Through the misty rain, I looked up to see a dark blur whoosh through the air and land, somehow, at the tip of the giant spruce tree. A great horned owl. He shook the rain from his feathers, tucked his wings, and peered through the dusky clouds, alert for field mice racing through the wet grassy tunnels in the pale autumn pasture below.
I wanted him to stay. To hoot hoot from the tip of that tree. To spin his head all the way around this way, then all the way around that way. To shake out his feathery coat and tuck back in. I wanted to steal away to his world. But he was there for only an instant. In a great leap, he thrust himself into the drawing night and disappeared, his silent wings beating.
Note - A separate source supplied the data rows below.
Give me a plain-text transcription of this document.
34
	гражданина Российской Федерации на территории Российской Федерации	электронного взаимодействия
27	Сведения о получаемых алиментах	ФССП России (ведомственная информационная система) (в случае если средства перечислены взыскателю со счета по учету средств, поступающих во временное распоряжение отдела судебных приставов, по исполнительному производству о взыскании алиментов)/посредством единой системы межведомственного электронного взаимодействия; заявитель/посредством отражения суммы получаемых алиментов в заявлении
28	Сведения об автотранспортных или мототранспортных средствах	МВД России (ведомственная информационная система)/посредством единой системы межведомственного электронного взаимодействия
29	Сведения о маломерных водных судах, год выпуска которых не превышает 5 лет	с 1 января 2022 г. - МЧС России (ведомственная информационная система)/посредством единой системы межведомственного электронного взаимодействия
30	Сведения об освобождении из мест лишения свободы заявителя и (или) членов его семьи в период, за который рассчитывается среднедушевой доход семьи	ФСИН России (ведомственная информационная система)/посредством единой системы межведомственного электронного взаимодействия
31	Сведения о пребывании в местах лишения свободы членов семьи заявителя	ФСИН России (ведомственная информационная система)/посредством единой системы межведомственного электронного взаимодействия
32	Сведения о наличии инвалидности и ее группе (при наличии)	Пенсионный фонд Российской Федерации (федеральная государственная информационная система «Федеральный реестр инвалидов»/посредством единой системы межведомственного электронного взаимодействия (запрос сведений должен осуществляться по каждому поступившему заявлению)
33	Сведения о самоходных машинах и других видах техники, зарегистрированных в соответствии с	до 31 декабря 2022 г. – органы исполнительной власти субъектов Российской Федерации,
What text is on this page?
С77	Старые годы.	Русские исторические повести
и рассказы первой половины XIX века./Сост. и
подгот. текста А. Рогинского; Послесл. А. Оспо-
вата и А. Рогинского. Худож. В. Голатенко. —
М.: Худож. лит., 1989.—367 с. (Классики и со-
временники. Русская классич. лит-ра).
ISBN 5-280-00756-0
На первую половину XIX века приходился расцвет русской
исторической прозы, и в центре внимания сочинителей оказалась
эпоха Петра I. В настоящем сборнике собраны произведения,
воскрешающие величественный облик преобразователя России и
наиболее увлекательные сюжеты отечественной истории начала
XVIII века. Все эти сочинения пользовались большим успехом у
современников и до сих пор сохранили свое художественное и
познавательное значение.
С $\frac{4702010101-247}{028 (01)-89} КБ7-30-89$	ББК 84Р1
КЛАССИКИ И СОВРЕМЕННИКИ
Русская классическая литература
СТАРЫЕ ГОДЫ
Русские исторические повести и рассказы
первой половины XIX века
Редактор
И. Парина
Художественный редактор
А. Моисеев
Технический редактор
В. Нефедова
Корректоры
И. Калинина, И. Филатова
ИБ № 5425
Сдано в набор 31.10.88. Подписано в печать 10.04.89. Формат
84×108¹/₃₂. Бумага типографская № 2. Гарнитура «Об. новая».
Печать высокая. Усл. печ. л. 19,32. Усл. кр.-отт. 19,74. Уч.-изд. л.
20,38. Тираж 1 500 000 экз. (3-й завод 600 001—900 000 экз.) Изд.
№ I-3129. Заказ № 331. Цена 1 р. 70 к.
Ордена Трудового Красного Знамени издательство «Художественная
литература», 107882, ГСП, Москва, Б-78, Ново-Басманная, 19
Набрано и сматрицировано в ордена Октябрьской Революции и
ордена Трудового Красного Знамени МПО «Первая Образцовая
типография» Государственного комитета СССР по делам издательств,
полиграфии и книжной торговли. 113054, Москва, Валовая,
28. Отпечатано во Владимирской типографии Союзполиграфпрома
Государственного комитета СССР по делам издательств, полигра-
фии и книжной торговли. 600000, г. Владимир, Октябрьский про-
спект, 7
This moment came like grace, a breath, right in the middle of heaviest words and heartache and life that’s battering, by incessant waves colliding, fragmenting, breaking. When the night is in pieces and sleep isn’t found and you lie on lumpy pillows, staring into the blackest blur. When day is hard and the next even harder and you drive out a lonely dirt road and stare at the mountains and ask why. Why?
When you sit alone at the edge of a lost pasture and scrape leaden words hard into paper, just to get them out. When you tear those words into tiny, tiny pieces, and scatter them to the wind-swept prairie, hurl them to somewhere else. When you stand on a life-drained hill, with your man by your side, and you crumple under the heaviness, bury your face, and sob.
Life is hard. It’s hard here, and it’s hard there, and around the globe, it’s unimaginable. My heavy and heartbreaking, so privileged alongside mutilating and horrific. Humanity staggers under compound sorrow. There is no filter there.
So let the suffering road I’ve walked, if even a privileged little, crack my heart wide for those who are suffering, too. Let me weep because they do. Let me wrap my arms around them, and my prayers around the clock. Let my knees bleed. Let me wobble to my feet, then, and stagger with them. And let us glance up, together, just in time to catch a breath of grace in the beating of wings.
Amen. Prayers for you and your family. Deeply sorry for your sorrow. My thoughts are with you during this difficult time.
Carmella:
I am so very sorry, for this heart wrenching, sadness, that you are going through. We have to somehow hold onto the Goodness, Gratefulness, Thanksgiving, and to keep our Strength strong. My thoughts, are with you and your family.